Abbreviated Commentary on the Yúlánpén Sūtra commentary by 元奇 (Yuánqí, 書)

About the work

X379 in one fascicle is the briefest of the Qīng-period commentaries on [[KR6i0364|the Yúlánpén jīng 盂蘭盆經]] (T685), in the lüèshū 略疏 (“abbreviated commentary”) genre — a teaching-text rather than a scholarly disquisition. Compiled by 元奇 (Yuánqí, lifedates unrecorded). The colophon verb 書 (“written by hand”) rather than 撰 / 述 / 疏 is consistent with this being a teaching transcription.

Abstract

The work is a stripped-down line-by-line gloss on the parent sūtra.

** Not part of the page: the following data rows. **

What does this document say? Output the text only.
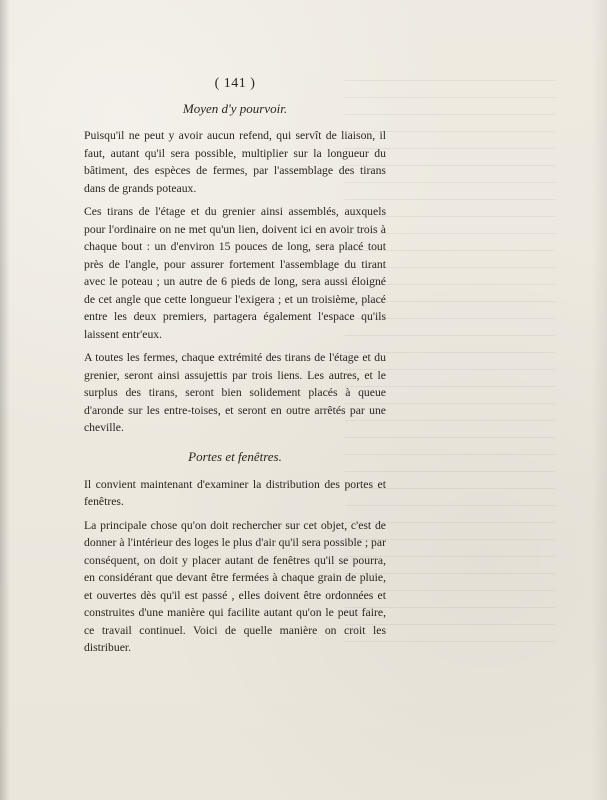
( 141 )
Moyen d'y pourvoir.

Puisqu'il ne peut y avoir aucun refend, qui servît de liaison, il faut, autant qu'il sera possible, multiplier sur la longueur du bâtiment, des espèces de fermes, par l'assemblage des tirans dans de grands poteaux.

Ces tirans de l'étage et du grenier ainsi assemblés, auxquels pour l'ordinaire on ne met qu'un lien, doivent ici en avoir trois à chaque bout : un d'environ 15 pouces de long, sera placé tout près de l'angle, pour assurer fortement l'assemblage du tirant avec le poteau ; un autre de 6 pieds de long, sera aussi éloigné de cet angle que cette longueur l'exigera ; et un troisième, placé entre les deux premiers, partagera également l'espace qu'ils laissent entr'eux.

A toutes les fermes, chaque extrémité des tirans de l'étage et du grenier, seront ainsi assujettis par trois liens. Les autres, et le surplus des tirans, seront bien solidement placés à queue d'aronde sur les entre-toises, et seront en outre arrêtés par une cheville.

Portes et fenêtres.

Il convient maintenant d'examiner la distribution des portes et fenêtres.

La principale chose qu'on doit rechercher sur cet objet, c'est de donner à l'intérieur des loges le plus d'air qu'il sera possible ; par conséquent, on doit y placer autant de fenêtres qu'il se pourra, en considérant que devant être fermées à chaque grain de pluie, et ouvertes dès qu'il est passé , elles doivent être ordonnées et construites d'une manière qui facilite autant qu'on le peut faire, ce travail continuel. Voici de quelle manière on croit les distribuer.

The opening section discusses the sūtra-title under two heads: it cites the ancient Jìnwǔdì period attribution to Chàfǎshī 剎法師 (a folk-rendering of “Dharma-master Chà”) for the title 盂蘭盆 (with the gloss “西域之語,此云倒懸” — “a foreign-region term meaning ‘hung upside-down’”), and notes the alternate Tang Tripiṭaka rendering “盆唐三藏翻云救器” (— “the Tang Tripiṭaka [presumably 玄奘] glossed [盂蘭]盆 as ‘rescue-vessel’”). The latter “jiùqì” (“rescue-vessel”) gloss is a distinctively Sōngyuán hermeneutic move that interprets pén not as the Sanskrit pāna-vessel but as a salvific device.

The commentary then walks through the sūtra under standard kēwén 科文 divisions: title (題目); preface, main text, conclusion (序、正、流通); within the preface, the zhèngxìn xù 證信序 (the “as-I-have-heard” formula) and the fāqǐ xù 發起序 (the precipitating circumstance — Maudgalyāyana’s vision); and so forth. The work’s brevity and pedagogical orientation distinguish it from the other Qīng commentary KR6i0373 by 靈耀, which is more polemical and methodologically self-conscious.

Parent sūtra: KR6i0364 (T685). Companion commentaries: KR6i0365 (T1792), KR6i0367KR6i0371 (Sòng), KR6i0372KR6i0373 (Míng / Qīng).

Translations and research

  • Teiser, Stephen F. The Ghost Festival in Medieval China. Princeton, 1988.

No standalone Western-language study of this commentary located.